Não tem dúvida, porém, do objetivo que está por trás do deputado Eduardo Bolsonaro (PL-SP) com a zombaria da tortura sofrida por Míriam Leitão que levou a jornalista a divulgar os áudios. O material havia sido obtido pelo historiador Carlos Fico por determinação do Supremo Tribunal Federal depois que STM negou-lhe o pedido pela Lei de Acesso à Informação.

“Houve uma manifestação completamente descabida por parte do deputado Eduardo Bolsonaro sobre a jornalista. A troco de que ele fez essa provocação infantil e maldosa? De usá-la politicamente para alimentar um público que gosta desse show. É lastimável esse tipo de exploração”, diz Santos Cruz.

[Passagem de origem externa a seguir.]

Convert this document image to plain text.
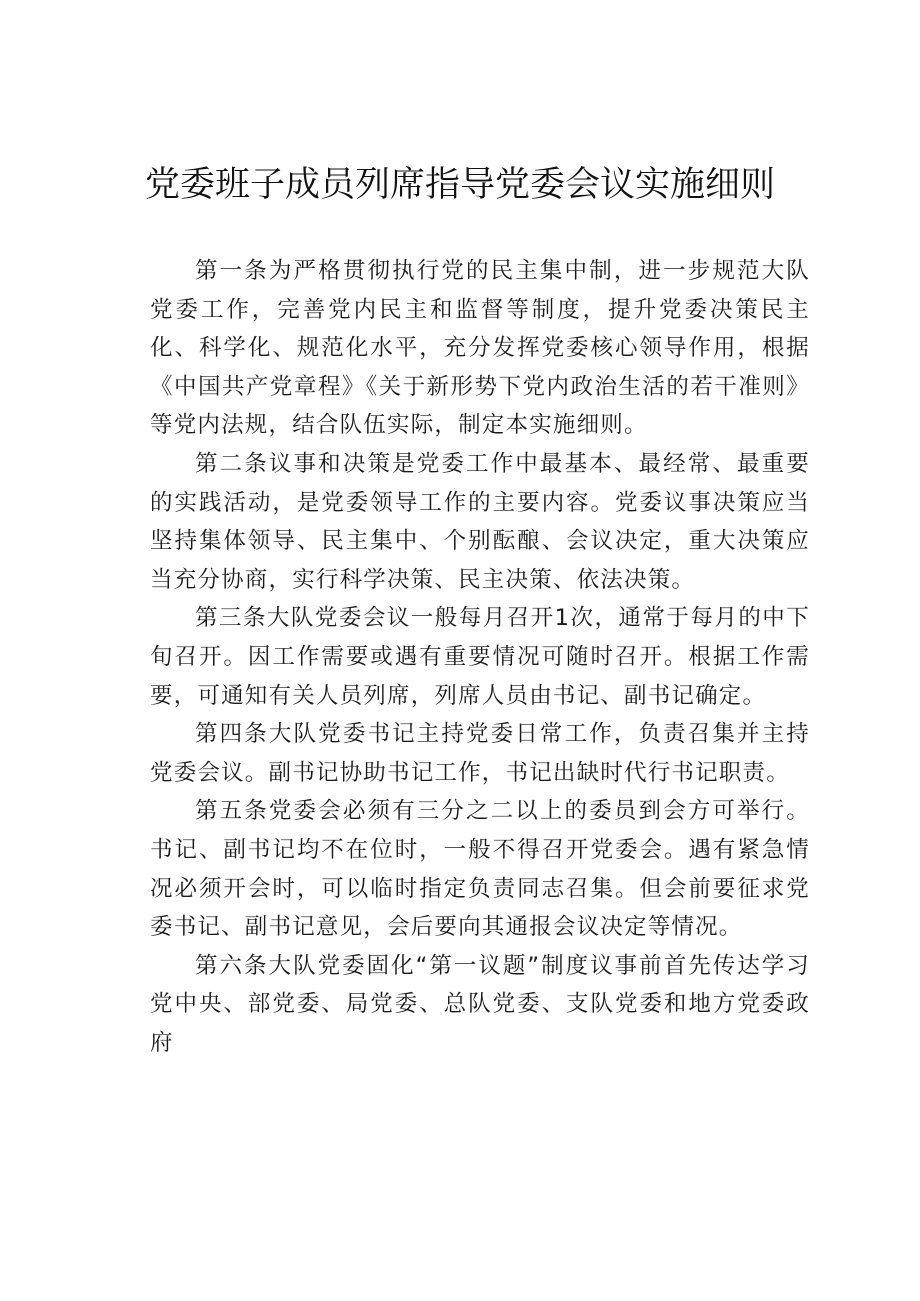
党委班子成员列席指导党委会议实施细则

第一条为严格贯彻执行党的民主集中制，进一步规范大队党委工作，完善党内民主和监督等制度，提升党委决策民主化、科学化、规范化水平，充分发挥党委核心领导作用，根据《中国共产党章程》《关于新形势下党内政治生活的若干准则》等党内法规，结合队伍实际，制定本实施细则。

第二条议事和决策是党委工作中最基本、最经常、最重要的实践活动，是党委领导工作的主要内容。党委议事决策应当坚持集体领导、民主集中、个别酝酿、会议决定，重大决策应当充分协商，实行科学决策、民主决策、依法决策。

第三条大队党委会议一般每月召开1次，通常于每月的中下旬召开。因工作需要或遇有重要情况可随时召开。根据工作需要，可通知有关人员列席，列席人员由书记、副书记确定。

第四条大队党委书记主持党委日常工作，负责召集并主持党委会议。副书记协助书记工作，书记出缺时代行书记职责。

第五条党委会必须有三分之二以上的委员到会方可举行。书记、副书记均不在位时，一般不得召开党委会。遇有紧急情况必须开会时，可以临时指定负责同志召集。但会前要征求党委书记、副书记意见，会后要向其通报会议决定等情况。

第六条大队党委固化“第一议题”制度议事前首先传达学习党中央、部党委、局党委、总队党委、支队党委和地方党委政府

O ex-ministro não acredita que o presidente Jair Bolsonaro tenha êxito em suscitar temor de revanchismo nas Forças Armadas. Seu medo é de que a discussão seja usada para fomentar a indústria das notícias falsas e para encobrir os problemas que o Brasil, de fato, precisa discutir: “Estamos na seara da desinformação, que não teve tortura e que a urna eletrônica não presta. A população tem que ser protegida dessa guerra da desinformação para não reproduzir no Brasil fatos como a invasão do Capitólio.”

Para o ex-ministro, além de alimentar a desinformação, Bolsonaro e sua família querem desviar o eleitor dos assuntos que realmente deveriam ser discutidos no Brasil: “Estamos com 20 milhões passando fome, falta de transparência na distribuição de recursos orçamentários, graves restrições fiscais e agora vamos ficar mobilizados por este embate em torno de fatos que aconteceram 50 anos atrás?”

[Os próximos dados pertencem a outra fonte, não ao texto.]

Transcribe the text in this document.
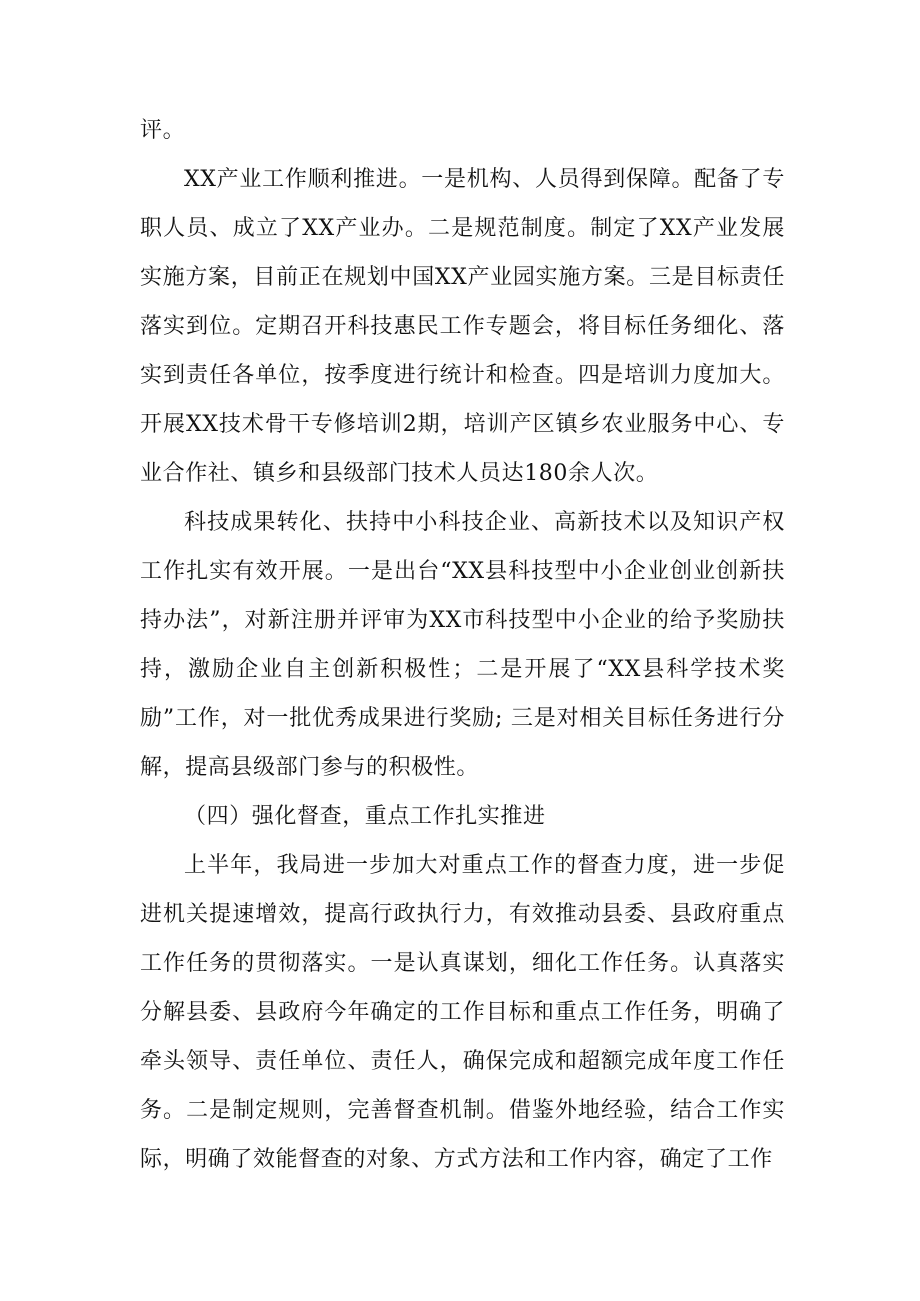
评。

XX产业工作顺利推进。一是机构、人员得到保障。配备了专职人员、成立了XX产业办。二是规范制度。制定了XX产业发展实施方案，目前正在规划中国XX产业园实施方案。三是目标责任落实到位。定期召开科技惠民工作专题会，将目标任务细化、落实到责任各单位，按季度进行统计和检查。四是培训力度加大。开展XX技术骨干专修培训2期，培训产区镇乡农业服务中心、专业合作社、镇乡和县级部门技术人员达180余人次。

科技成果转化、扶持中小科技企业、高新技术以及知识产权工作扎实有效开展。一是出台“XX县科技型中小企业创业创新扶持办法”，对新注册并评审为XX市科技型中小企业的给予奖励扶持，激励企业自主创新积极性；二是开展了“XX县科学技术奖励”工作，对一批优秀成果进行奖励; 三是对相关目标任务进行分解，提高县级部门参与的积极性。

（四）强化督查，重点工作扎实推进

上半年，我局进一步加大对重点工作的督查力度，进一步促进机关提速增效，提高行政执行力，有效推动县委、县政府重点工作任务的贯彻落实。一是认真谋划，细化工作任务。认真落实分解县委、县政府今年确定的工作目标和重点工作任务，明确了牵头领导、责任单位、责任人，确保完成和超额完成年度工作任务。二是制定规则，完善督查机制。借鉴外地经验，结合工作实际，明确了效能督查的对象、方式方法和工作内容，确定了工作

O general Santos Cruz diz desconhecer a troca de informações entre o centro de defesa cibernética do Exército e o Tribunal Superior Eleitoral. As perguntas formuladas pelo centro, que participa do grupo de trabalho que supervisiona a segurança das eleições, foram respondidas pelo TSE. Houve uma tréplica que o Exército se recusa a divulgar.

“O responsável pela segurança das eleições é o TSE. Além da urna, tem a transmissão de dados. Se o Exército ainda tem dúvidas deve dar o máximo de transparência. Não dá para alimentar aqueles que estão mal intencionados. O sistema sempre pode ser aperfeiçoado, mas este que está aí já elegeu integrantes da família do presidente 19 vezes. E ninguém fraudou as urnas para elegê-los”, conclui Santos Cruz.